David Sullivan has stepped down as West Ham joint chair after seven women accused the 77-year-old co-owner of sexually exploitative and predatory behaviour in a joint Panorama and Times investigation set for publication on Monday.
The resignation on Saturday turned a long-running set of allegations into a public crisis for one of football’s most prominent owners. Sullivan said he wanted to focus on fighting what he called “factually incorrect and entirely false, decades-old allegations concerning my personal life,” but the timing of his exit made clear the story had already moved beyond private dispute and into the heart of the club.
The women said the conduct stretched back to the 1980s, when they were in their late teens or early twenties and trying to get modelling work through Sullivan’s Daily and Sunday Sport newspapers. One of them, Florence, said she was 20 when he manoeuvred her into a bedroom after a business meeting at his home and started having sex with her, despite her attempts to make excuses. She said he told her she could be one of his newspaper’s “regular girls” if they had sex. Two other women said they believed they had no choice but to sleep with him because they feared damaging their future modelling careers. Another former model said he locked the door when she tried to leave after he propositioned her for sex.

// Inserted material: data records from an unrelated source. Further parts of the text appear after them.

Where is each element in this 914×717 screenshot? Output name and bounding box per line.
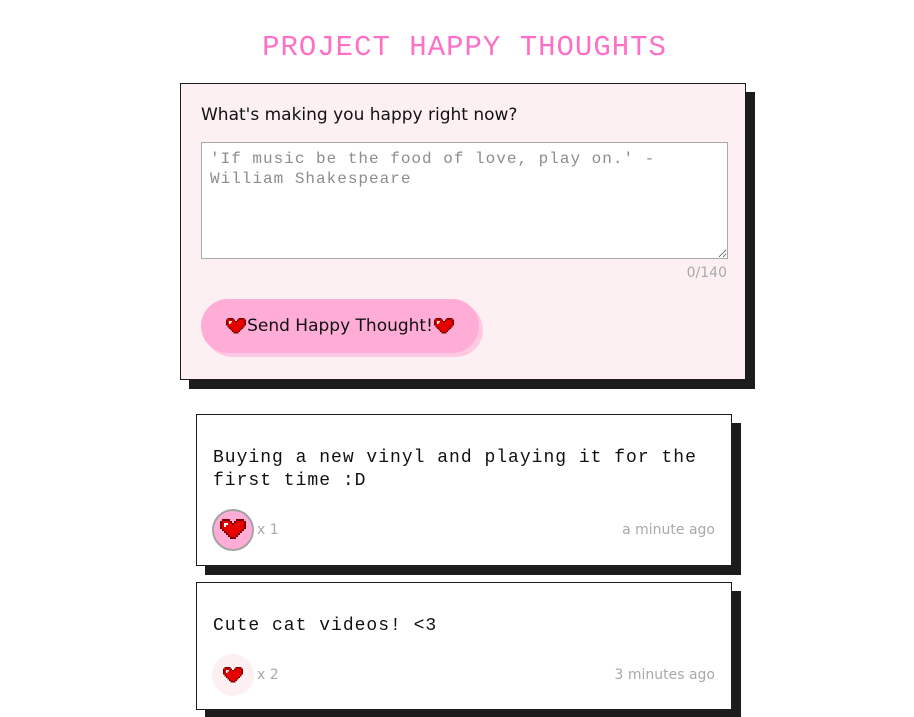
thought-form: What's making you happy right now? 0/140… bbox=[180, 83, 746, 380]
like-count: x 1 bbox=[257, 522, 279, 538]
like-button[interactable] bbox=[212, 509, 254, 551]
form-label: What's making you happy right now? bbox=[201, 105, 518, 125]
page-title: PROJECT HAPPY THOUGHTS bbox=[262, 31, 667, 64]
send-button-label: Send Happy Thought! bbox=[247, 316, 433, 336]
character-counter: 0/140 bbox=[686, 265, 727, 281]
thought-timestamp: 3 minutes ago bbox=[614, 667, 715, 683]
send-thought-button[interactable]: Send Happy Thought! bbox=[201, 299, 479, 353]
like-button[interactable] bbox=[212, 654, 254, 696]
heart-icon bbox=[223, 666, 243, 684]
heart-icon bbox=[226, 317, 247, 335]
thought-timestamp: a minute ago bbox=[622, 522, 715, 538]
like-count: x 2 bbox=[257, 667, 279, 683]
heart-icon bbox=[433, 317, 454, 335]
thought-input[interactable] bbox=[201, 142, 728, 259]
heart-icon bbox=[220, 519, 246, 541]
thought-card: Buying a new vinyl and playing it for th… bbox=[196, 414, 732, 566]
thought-message: Cute cat videos! <3 bbox=[213, 616, 438, 636]
thought-message: Buying a new vinyl and playing it for th… bbox=[213, 448, 697, 491]
thought-card: Cute cat videos! <3 x 2 3 minutes ago bbox=[196, 582, 732, 710]
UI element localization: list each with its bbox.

The accounts were not left to stand alone. Reporters said they checked diary entries, police material and other records, and spoke to friends and family members to help corroborate the women’s accounts. Eight women have separately made disclosures about Sullivan’s conduct to the Met or Essex Police, though he was never charged over the allegations.

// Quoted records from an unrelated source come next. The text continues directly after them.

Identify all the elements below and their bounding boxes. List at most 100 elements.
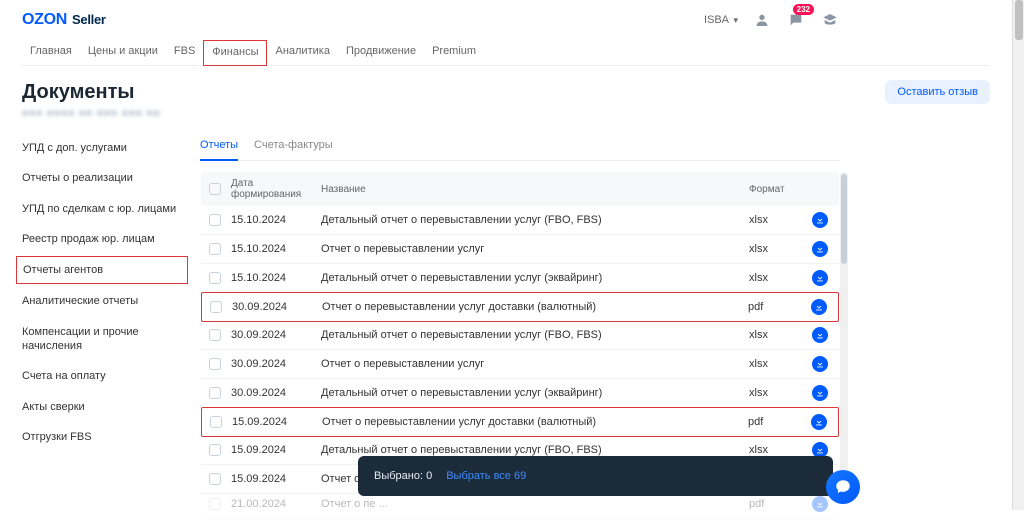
brand-seller: Seller — [72, 12, 106, 27]
sidebar-item-9[interactable]: Отгрузки FBS — [22, 422, 182, 452]
nav-item-4[interactable]: Аналитика — [267, 40, 337, 65]
table-row[interactable]: 30.09.2024Детальный отчет о перевыставле… — [201, 321, 839, 350]
download-icon[interactable] — [812, 385, 828, 401]
cell-date: 15.09.2024 — [231, 444, 321, 456]
table-row[interactable]: 30.09.2024Отчет о перевыставлении услуг … — [201, 292, 839, 322]
tab-0[interactable]: Отчеты — [200, 133, 238, 161]
nav-item-1[interactable]: Цены и акции — [80, 40, 166, 65]
cell-date: 15.10.2024 — [231, 214, 321, 226]
cell-date: 15.10.2024 — [231, 243, 321, 255]
help-chat-fab[interactable] — [826, 470, 860, 504]
cell-name: Отчет о перевыставлении услуг доставки (… — [322, 416, 748, 428]
cell-format: xlsx — [749, 358, 809, 370]
table-row[interactable]: 21.00.2024Отчет о пе ...pdf — [201, 494, 839, 519]
cell-name: Детальный отчет о перевыставлении услуг … — [321, 214, 749, 226]
page-title: Документы — [22, 81, 134, 104]
row-checkbox[interactable] — [209, 243, 221, 255]
cell-name: Детальный отчет о перевыставлении услуг … — [321, 272, 749, 284]
education-icon[interactable] — [820, 10, 840, 30]
tab-1[interactable]: Счета-фактуры — [254, 133, 333, 160]
row-checkbox[interactable] — [209, 272, 221, 284]
row-checkbox[interactable] — [209, 498, 221, 510]
table-row[interactable]: 15.10.2024Детальный отчет о перевыставле… — [201, 264, 839, 293]
cell-date: 21.00.2024 — [231, 498, 321, 510]
nav-item-2[interactable]: FBS — [166, 40, 203, 65]
nav-item-6[interactable]: Premium — [424, 40, 484, 65]
cell-format: xlsx — [749, 214, 809, 226]
account-switcher[interactable]: ISBA ▾ — [704, 14, 738, 26]
cell-format: xlsx — [749, 444, 809, 456]
cell-format: pdf — [748, 416, 808, 428]
chat-badge: 232 — [793, 4, 814, 15]
row-checkbox[interactable] — [209, 444, 221, 456]
cell-format: xlsx — [749, 243, 809, 255]
cell-name: Детальный отчет о перевыставлении услуг … — [321, 387, 749, 399]
cell-format: pdf — [749, 498, 809, 510]
cell-name: Отчет о пе ... — [321, 498, 749, 510]
cell-date: 30.09.2024 — [231, 329, 321, 341]
cell-format: xlsx — [749, 329, 809, 341]
sidebar-item-2[interactable]: УПД по сделкам с юр. лицами — [22, 194, 182, 224]
nav-item-5[interactable]: Продвижение — [338, 40, 424, 65]
row-checkbox[interactable] — [209, 387, 221, 399]
sidebar-item-3[interactable]: Реестр продаж юр. лицам — [22, 224, 182, 254]
cell-name: Детальный отчет о перевыставлении услуг … — [321, 444, 749, 456]
download-icon[interactable] — [812, 270, 828, 286]
sidebar-item-8[interactable]: Акты сверки — [22, 392, 182, 422]
row-checkbox[interactable] — [209, 473, 221, 485]
chat-icon[interactable]: 232 — [786, 10, 806, 30]
cell-date: 15.09.2024 — [232, 416, 322, 428]
chevron-down-icon: ▾ — [733, 15, 738, 25]
col-date-header: Дата формирования — [231, 178, 321, 200]
download-icon[interactable] — [812, 356, 828, 372]
download-icon[interactable] — [812, 327, 828, 343]
cell-date: 15.10.2024 — [231, 272, 321, 284]
sidebar-item-1[interactable]: Отчеты о реализации — [22, 163, 182, 193]
brand-ozon: OZON — [22, 11, 67, 29]
table-row[interactable]: 15.10.2024Отчет о перевыставлении услугx… — [201, 235, 839, 264]
table-scrollbar[interactable] — [840, 172, 848, 472]
cell-name: Детальный отчет о перевыставлении услуг … — [321, 329, 749, 341]
sidebar-item-0[interactable]: УПД с доп. услугами — [22, 133, 182, 163]
row-checkbox[interactable] — [209, 214, 221, 226]
table-row[interactable]: 30.09.2024Отчет о перевыставлении услугx… — [201, 350, 839, 379]
download-icon[interactable] — [812, 241, 828, 257]
select-all-checkbox[interactable] — [209, 183, 221, 195]
breadcrumb: ■■■ ■■■■ ■■ ■■■ ■■■ ■■ — [22, 108, 990, 119]
leave-review-button[interactable]: Оставить отзыв — [885, 80, 990, 104]
download-icon[interactable] — [811, 414, 827, 430]
table-header-row: Дата формирования Название Формат — [201, 172, 839, 206]
table-row[interactable]: 30.09.2024Детальный отчет о перевыставле… — [201, 379, 839, 408]
sidebar-item-5[interactable]: Аналитические отчеты — [22, 286, 182, 316]
brand-logo[interactable]: OZON Seller — [22, 11, 106, 29]
cell-format: pdf — [748, 301, 808, 313]
sidebar-item-4[interactable]: Отчеты агентов — [16, 256, 188, 284]
row-checkbox[interactable] — [210, 416, 222, 428]
cell-date: 30.09.2024 — [232, 301, 322, 313]
page-scrollbar[interactable] — [1012, 0, 1024, 510]
cell-date: 15.09.2024 — [231, 473, 321, 485]
profile-icon[interactable] — [752, 10, 772, 30]
table-row[interactable]: 15.10.2024Детальный отчет о перевыставле… — [201, 206, 839, 235]
row-checkbox[interactable] — [209, 329, 221, 341]
download-icon[interactable] — [811, 299, 827, 315]
cell-format: xlsx — [749, 272, 809, 284]
nav-item-3[interactable]: Финансы — [203, 40, 267, 66]
row-checkbox[interactable] — [210, 301, 222, 313]
cell-date: 30.09.2024 — [231, 358, 321, 370]
download-icon[interactable] — [812, 212, 828, 228]
cell-name: Отчет о перевыставлении услуг — [321, 243, 749, 255]
selection-footer: Выбрано: 0 Выбрать все 69 — [358, 456, 833, 496]
nav-item-0[interactable]: Главная — [22, 40, 80, 65]
account-name: ISBA — [704, 14, 728, 26]
table-row[interactable]: 15.09.2024Отчет о перевыставлении услуг … — [201, 407, 839, 437]
sidebar-item-7[interactable]: Счета на оплату — [22, 361, 182, 391]
sidebar: УПД с доп. услугамиОтчеты о реализацииУП… — [22, 133, 182, 520]
select-all-link[interactable]: Выбрать все 69 — [446, 470, 526, 482]
sidebar-item-6[interactable]: Компенсации и прочие начисления — [22, 317, 182, 362]
cell-format: xlsx — [749, 387, 809, 399]
cell-name: Отчет о перевыставлении услуг — [321, 358, 749, 370]
tabs: Отчеты Счета-фактуры — [200, 133, 840, 161]
selected-count: Выбрано: 0 — [374, 470, 432, 482]
row-checkbox[interactable] — [209, 358, 221, 370]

Sullivan denies all the claims and his lawyers described Florence’s account as implausible. He has also separately admitted paying for sex in the 1990s with a girl he said he believed was 16 or 17, when he was in his 40s, at a time before that conduct became illegal in 2003. That disclosure does not settle the current allegations, but it does explain why the new investigation lands with such force: it places old claims, old police disclosures and a man who long held power over young women in the same frame.
For years, Sullivan was a wealthy gatekeeper in glamour modelling, with a fortune built through pornography, newspapers and football, and several of the women said they were fearful of speaking publicly because of the consequences. That fear, and the fact that most asked to remain anonymous, points to the unresolved question now facing police and the club alike: whether the disclosures attached to the Panorama investigation will end with a resignation, or lead to anything more formal.